ENCONTRO COM MINHA SOMBRA
Estou presente nestes versos
De corpo inteiro,
De sangue inteiro,
De coração inteiro
Na inteireza deste momento,
Único na eternidade do pensamento,
Vário no universo do sentimento,
E na ausência de rumores externos!
Fico de frente para o espelho,
E o que vejo não é meu rosto,
Vejo, no reflexo do espelho, pávido,
Meu inimigo, meu rival, meu oposto!
Abro o féretro da minha noite eterna,
Onde guardo lembranças silentes, restos
Mortais dos desejos ardentes que evito olhar
Quando, no horror do pesadelo, tento acordar!

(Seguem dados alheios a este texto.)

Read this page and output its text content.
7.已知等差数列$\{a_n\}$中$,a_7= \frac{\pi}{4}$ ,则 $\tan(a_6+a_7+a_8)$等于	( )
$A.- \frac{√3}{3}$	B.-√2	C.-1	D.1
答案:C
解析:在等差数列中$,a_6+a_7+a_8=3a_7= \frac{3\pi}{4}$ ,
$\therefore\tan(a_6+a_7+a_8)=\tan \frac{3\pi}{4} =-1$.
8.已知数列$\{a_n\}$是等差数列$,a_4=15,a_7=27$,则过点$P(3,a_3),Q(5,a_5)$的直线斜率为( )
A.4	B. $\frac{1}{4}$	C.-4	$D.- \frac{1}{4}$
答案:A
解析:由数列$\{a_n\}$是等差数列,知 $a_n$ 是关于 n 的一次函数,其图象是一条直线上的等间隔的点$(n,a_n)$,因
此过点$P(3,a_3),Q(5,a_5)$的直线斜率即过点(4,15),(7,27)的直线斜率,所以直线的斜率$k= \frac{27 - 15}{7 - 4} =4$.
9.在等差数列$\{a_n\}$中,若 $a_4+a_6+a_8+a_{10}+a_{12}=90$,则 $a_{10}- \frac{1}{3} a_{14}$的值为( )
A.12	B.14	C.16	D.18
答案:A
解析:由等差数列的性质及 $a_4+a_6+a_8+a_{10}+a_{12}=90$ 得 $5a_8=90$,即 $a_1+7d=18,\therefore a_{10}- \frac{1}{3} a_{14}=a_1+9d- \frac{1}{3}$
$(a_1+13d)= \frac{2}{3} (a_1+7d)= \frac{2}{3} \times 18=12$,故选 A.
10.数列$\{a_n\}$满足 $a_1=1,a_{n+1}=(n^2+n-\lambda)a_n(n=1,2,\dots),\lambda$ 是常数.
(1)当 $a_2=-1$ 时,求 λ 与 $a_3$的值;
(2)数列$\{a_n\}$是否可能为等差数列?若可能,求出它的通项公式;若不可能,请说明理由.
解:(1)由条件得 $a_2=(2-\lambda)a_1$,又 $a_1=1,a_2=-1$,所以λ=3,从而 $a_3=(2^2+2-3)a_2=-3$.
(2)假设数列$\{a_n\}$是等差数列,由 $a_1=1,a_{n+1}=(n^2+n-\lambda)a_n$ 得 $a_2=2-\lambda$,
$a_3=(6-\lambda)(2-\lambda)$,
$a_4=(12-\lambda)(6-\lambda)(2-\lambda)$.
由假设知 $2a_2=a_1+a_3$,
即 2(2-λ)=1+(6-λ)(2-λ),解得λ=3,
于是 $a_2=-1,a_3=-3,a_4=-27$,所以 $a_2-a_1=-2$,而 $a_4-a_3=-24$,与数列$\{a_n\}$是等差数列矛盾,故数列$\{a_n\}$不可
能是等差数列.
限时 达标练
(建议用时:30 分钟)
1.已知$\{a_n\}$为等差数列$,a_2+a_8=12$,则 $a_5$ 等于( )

Sinto os minutos e as horas fanarem,
Os dias e os meses fanarem, e a vida ligeira
Morrendo nos braços dos anos que passam
Sem pedir licença, como passam os ventos!
Então percebo que minha fugacíssima presença
Neste mundo, bólido ruidoso, não faz diferença
Para o tempo, que corre num ritmo alucinante,
Nesta corrida alucinada da vida contra o tempo!
Fixo minha visão no espelho, na imobilidade
Ansiosa do encontro com minha sombra!
A pele do meu corpo se arrepia de emoção,
Como o clérigo que recebe a ordem sacra,
Mas os poros da minha pele não se eriçam
De devoção, antes ardem na animosidade
Febril do fogo das geenas que me atiçam!
O calor funéreo descora minha face toda,
Acometida pela vertigem da horripilação!
Em vez de refletir meu rosto pálido,
O espelho revela a palidez do tempo fanado,
No amargo regresso a um sonho enterrado!
Por um instante, recordo o cavaleiro andante
Que percorreu as longas estradas da existência
Construindo na imaginação castelos de sonhos
Que a ingratidão reduziu a entulhos tristonhos!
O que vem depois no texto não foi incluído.